Decomposition into Third Normal Form (3NF)

Chris picture Chris · Dec 6, 2010 · Viewed 28.3k times · Source
Scheme (R) = (A,B,C,D,E,F,G,H)

Function Dependencies (F) = {A->CGH, AD->C, DE->F, G->H}

How would I perform a lossless-join decomposition of the schema R into Third Normal Form (3NF)?

Any help will be appreciated.

Answer

Jonathan Leffler picture Jonathan Leffler · Dec 6, 2010

Since A→CGH and Ax→C for any letter x, we can ignore the second of the functional dependencies (AD→C) because it doesn't tell us anything that A→CGH doesn't also tell us.

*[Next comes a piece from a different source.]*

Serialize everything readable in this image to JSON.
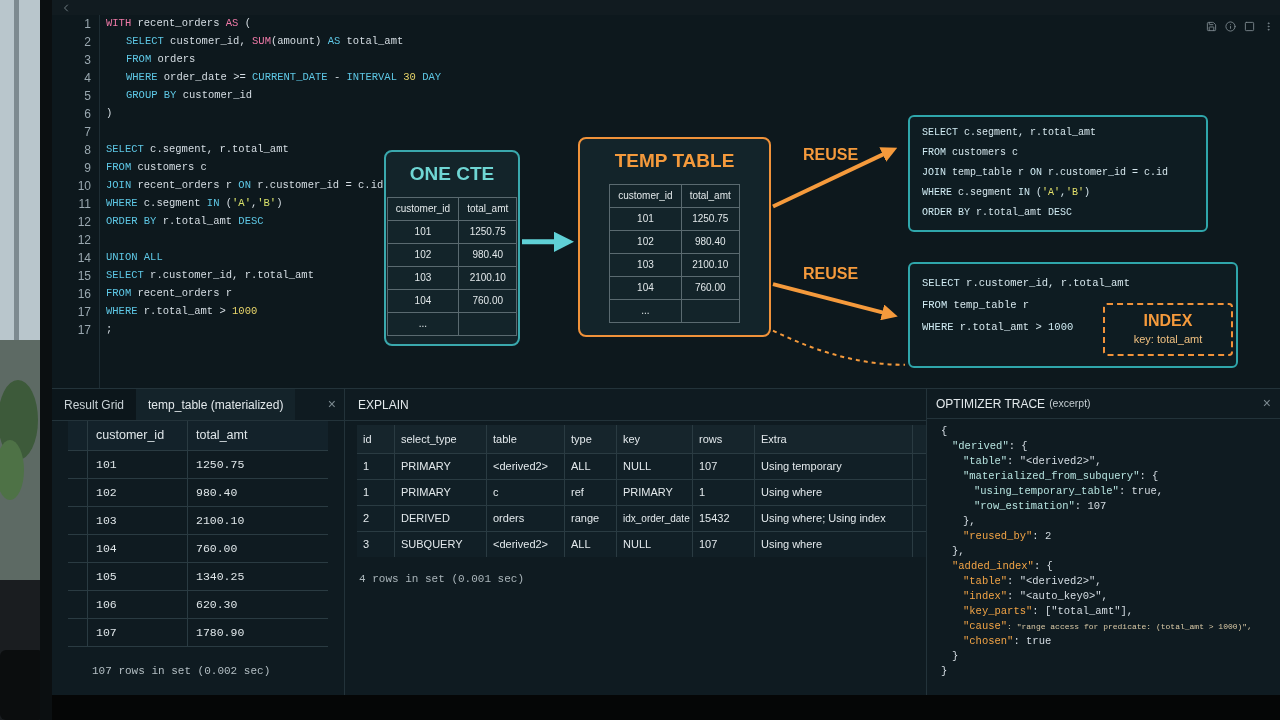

There is nothing that determines B; there is nothing that determines D.

Since G determines H, and A determines both G and H, we can separate G→H into a relation (there is a transitive dependency A→G and G→H).

R1 = { G, H }       : PK = { G }

That leaves F' = { A→CG, DE→F } and R' = (A, B, C, D, E, F, G).

The two functional dependencies left can form two more relations:

R2 = { A, C, G }    : PK = { A }
R3 = { D, E, F }    : PK = { D, E }

That leaves R'' = { A, B, D, E }

R4 = { A, B, D, E } : PK = { A, B, D, E }

The join of R1, R2, R3, and R4 should leave you with the R you started with for any starting value of R (that satisfies the constraints of the given functional dependencies).